El Manhattan Elite Club era el tipo de establecimiento diseñado específicamente para proteger a hombres como Alexander Sterling. Era una fortaleza de caoba oscura, humo de puros, dinero de antaño y retratos de fundadores que habían amasado grandes fortunas gracias al silencio de las mujeres.
Llegué una hora tarde. A propósito.
Llevaba un elegante y sobrio vestido negro que me quedaba como una armadura. El pelo estaba recogido con fuerza y no llevaba ninguna joya, salvo un reloj de oro antiguo que me regaló mi difunto padre cuando cerré mi primer negocio inmobiliario a los veintiséis años.
“Nunca dejes que un hombre ponga su nombre en tu trabajo, Maddie”, me había dicho mi padre.
Había olvidado ese consejo durante cuatro años. Esta noche, lo recordé.
Al entrar en el gran salón de baile, una orquesta de jazz tocaba una melodía suave y alegre.
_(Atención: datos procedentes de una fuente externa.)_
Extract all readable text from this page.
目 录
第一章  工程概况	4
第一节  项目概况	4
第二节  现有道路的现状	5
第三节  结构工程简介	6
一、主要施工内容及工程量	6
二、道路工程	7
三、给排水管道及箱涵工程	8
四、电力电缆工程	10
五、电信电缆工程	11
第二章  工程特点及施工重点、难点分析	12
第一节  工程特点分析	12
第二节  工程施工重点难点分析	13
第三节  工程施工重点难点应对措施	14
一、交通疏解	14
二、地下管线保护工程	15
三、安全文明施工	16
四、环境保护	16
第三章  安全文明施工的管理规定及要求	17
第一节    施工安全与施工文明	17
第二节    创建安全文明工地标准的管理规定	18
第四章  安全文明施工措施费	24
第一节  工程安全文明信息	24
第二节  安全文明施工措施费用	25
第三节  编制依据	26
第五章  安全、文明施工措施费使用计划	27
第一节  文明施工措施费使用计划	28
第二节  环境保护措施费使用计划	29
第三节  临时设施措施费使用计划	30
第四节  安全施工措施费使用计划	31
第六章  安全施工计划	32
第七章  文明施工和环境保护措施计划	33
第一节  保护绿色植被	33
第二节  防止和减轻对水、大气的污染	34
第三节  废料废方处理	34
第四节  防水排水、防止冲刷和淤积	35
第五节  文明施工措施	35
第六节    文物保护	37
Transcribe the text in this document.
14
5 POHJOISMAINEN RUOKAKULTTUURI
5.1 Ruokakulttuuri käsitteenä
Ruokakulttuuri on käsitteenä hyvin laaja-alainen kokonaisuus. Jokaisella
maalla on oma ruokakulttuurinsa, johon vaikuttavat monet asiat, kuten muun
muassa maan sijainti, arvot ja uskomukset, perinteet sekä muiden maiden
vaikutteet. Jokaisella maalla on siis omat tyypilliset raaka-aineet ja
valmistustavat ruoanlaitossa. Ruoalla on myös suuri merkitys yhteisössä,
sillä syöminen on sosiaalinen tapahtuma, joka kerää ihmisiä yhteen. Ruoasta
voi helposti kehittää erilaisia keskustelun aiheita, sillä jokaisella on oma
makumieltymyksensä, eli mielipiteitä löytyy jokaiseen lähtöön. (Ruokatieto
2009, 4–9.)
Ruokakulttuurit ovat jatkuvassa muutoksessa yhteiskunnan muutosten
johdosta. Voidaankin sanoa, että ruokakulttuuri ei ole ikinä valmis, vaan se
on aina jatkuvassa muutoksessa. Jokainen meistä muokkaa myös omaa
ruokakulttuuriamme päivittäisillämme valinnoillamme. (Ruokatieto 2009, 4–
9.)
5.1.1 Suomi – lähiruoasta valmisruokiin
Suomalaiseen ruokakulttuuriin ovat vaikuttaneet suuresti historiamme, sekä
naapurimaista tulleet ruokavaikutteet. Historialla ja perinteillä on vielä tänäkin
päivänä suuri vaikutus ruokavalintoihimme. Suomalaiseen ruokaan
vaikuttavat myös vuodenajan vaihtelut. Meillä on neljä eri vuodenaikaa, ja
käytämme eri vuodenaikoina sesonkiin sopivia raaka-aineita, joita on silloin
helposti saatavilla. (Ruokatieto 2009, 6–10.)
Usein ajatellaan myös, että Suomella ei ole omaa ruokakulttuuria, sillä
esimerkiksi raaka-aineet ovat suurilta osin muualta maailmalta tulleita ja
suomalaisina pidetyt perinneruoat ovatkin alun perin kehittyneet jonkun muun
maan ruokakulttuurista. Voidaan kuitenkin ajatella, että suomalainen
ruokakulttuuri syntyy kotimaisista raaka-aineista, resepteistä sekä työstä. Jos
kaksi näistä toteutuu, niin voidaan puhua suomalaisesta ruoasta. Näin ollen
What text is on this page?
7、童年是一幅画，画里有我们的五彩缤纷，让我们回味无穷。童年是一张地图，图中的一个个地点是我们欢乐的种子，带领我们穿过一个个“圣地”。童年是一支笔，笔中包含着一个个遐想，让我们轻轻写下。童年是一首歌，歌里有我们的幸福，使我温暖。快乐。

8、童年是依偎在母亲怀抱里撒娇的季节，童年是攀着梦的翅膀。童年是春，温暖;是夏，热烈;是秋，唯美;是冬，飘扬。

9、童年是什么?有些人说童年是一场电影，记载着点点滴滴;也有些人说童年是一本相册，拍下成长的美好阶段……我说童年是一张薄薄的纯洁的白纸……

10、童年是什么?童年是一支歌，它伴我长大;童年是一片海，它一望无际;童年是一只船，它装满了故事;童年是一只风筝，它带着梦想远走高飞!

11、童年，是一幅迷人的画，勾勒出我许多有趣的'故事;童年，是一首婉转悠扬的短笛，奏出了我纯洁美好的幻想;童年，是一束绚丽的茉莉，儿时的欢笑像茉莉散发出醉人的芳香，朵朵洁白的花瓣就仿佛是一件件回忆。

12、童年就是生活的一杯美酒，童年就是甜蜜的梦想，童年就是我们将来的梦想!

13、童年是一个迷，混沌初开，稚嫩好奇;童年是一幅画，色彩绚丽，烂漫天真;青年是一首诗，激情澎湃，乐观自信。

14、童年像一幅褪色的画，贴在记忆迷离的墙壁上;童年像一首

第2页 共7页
La sala estaba abarrotada con más de cien personas: inversores de élite, banqueros, familiares de Sterling y aduladores que habían aprendido a sonreír y mirar hacia otro lado.
En el centro mismo de la pista de baile, Alexander bailaba con Chloe.
Llevaba puesto un anillo antiguo de esmeraldas.
Su vestido de seda beige se ceñía a su vientre de embarazada, y Alexander la sujetaba por la cintura con una ternura protectora y teatral. Eleanor los observaba desde un sillón de terciopelo, bebiendo champán y radiante como una reina que preside una sucesión real. Los invitados murmuraban entre dientes, pero nadie intervenía. La riqueza enseña a tolerar la crueldad absoluta.
Alexander hizo girar a Chloe con delicadeza, riendo. Irradiaba arrogancia, completamente seguro de que yo estaba en casa llorando desconsoladamente en una almohada, a punto de renunciar al último vestigio de mi dignidad.
Entonces, su mirada recorrió la habitación y se fijó en mí.
Su sonrisa se congeló al instante. El color desapareció de su rostro.
Chloe siguió su mirada y, presa del pánico, se llevó la mano a la garganta. Eleanor apretó con tanta fuerza su copa de champán que pensé que el cristal se rompería.
No caminé hacia mi marido. Caminé directamente hacia la mesa de mezclas que estaba al borde del escenario.
El joven técnico de sonido me miró confundido. Levanté la mano.
—Apágalo —ordené en voz baja.
—Señora, el señor Sterling dijo…
—Te dije que apagaras la música. —No grité. No hizo falta. Algo en mi mirada hizo que el chico tragara saliva y apagara el interruptor principal.
La música se apagó abruptamente, terminando con un chirrido estridente.
El silencio que se apoderó del salón fue instantáneo y sofocante. Alexander soltó a Chloe tan rápido que ella tropezó hacia atrás. Tomé el micrófono del soporte, me di la vuelta y me enfrenté al mar de invitados de la élite.
Todas las miradas en la sala estaban puestas en mí.
Miré fijamente a Alexander.
“Esta noche no he venido a llorar”, resonó mi voz a través de los enormes altavoces, tranquila, firme y letal. “He venido a recuperar mi nombre”.
Alexander avanzó con paso firme, con el rostro enrojecido por el pánico. —Madeline, baja el micrófono. Aquí no. Estás haciendo el ridículo.
Sonreí. Ahí estaba. No era un “Lo siento”. No era un “Hablemos”. Simplemente no era aquí. Porque hombres como Alexander nunca se avergüenzan de sus traiciones; solo les aterra la idea de que haya testigos.
“Esta sala está llena de gente que fue invitada a celebrar la clausura del proyecto urbanístico de Sedona Pines”, continué, ignorándolo por completo. “Un proyecto que muchos de ustedes creyeron erróneamente que era la visión de Alexander Sterling”.
Eleanor se puso de pie, con el rostro contraído por la rabia. “¡Madeline! ¡Esto es un asunto familiar privado! ¡Detén esta histeria inmediatamente!”
Giré la cabeza lentamente para mirar a mi suegra. “No, Eleanor. Pasé cuatro años haciéndome la esposa histérica y callada para proteger el frágil ego de tu hijo. Pero lo convertiste en un delito público en el momento en que brindaste para celebrar la falsificación de documentos”.
Se oyeron exclamaciones de asombro en todo el salón de baile. Los adinerados inversores intercambiaron miradas desconcertadas y alarmadas.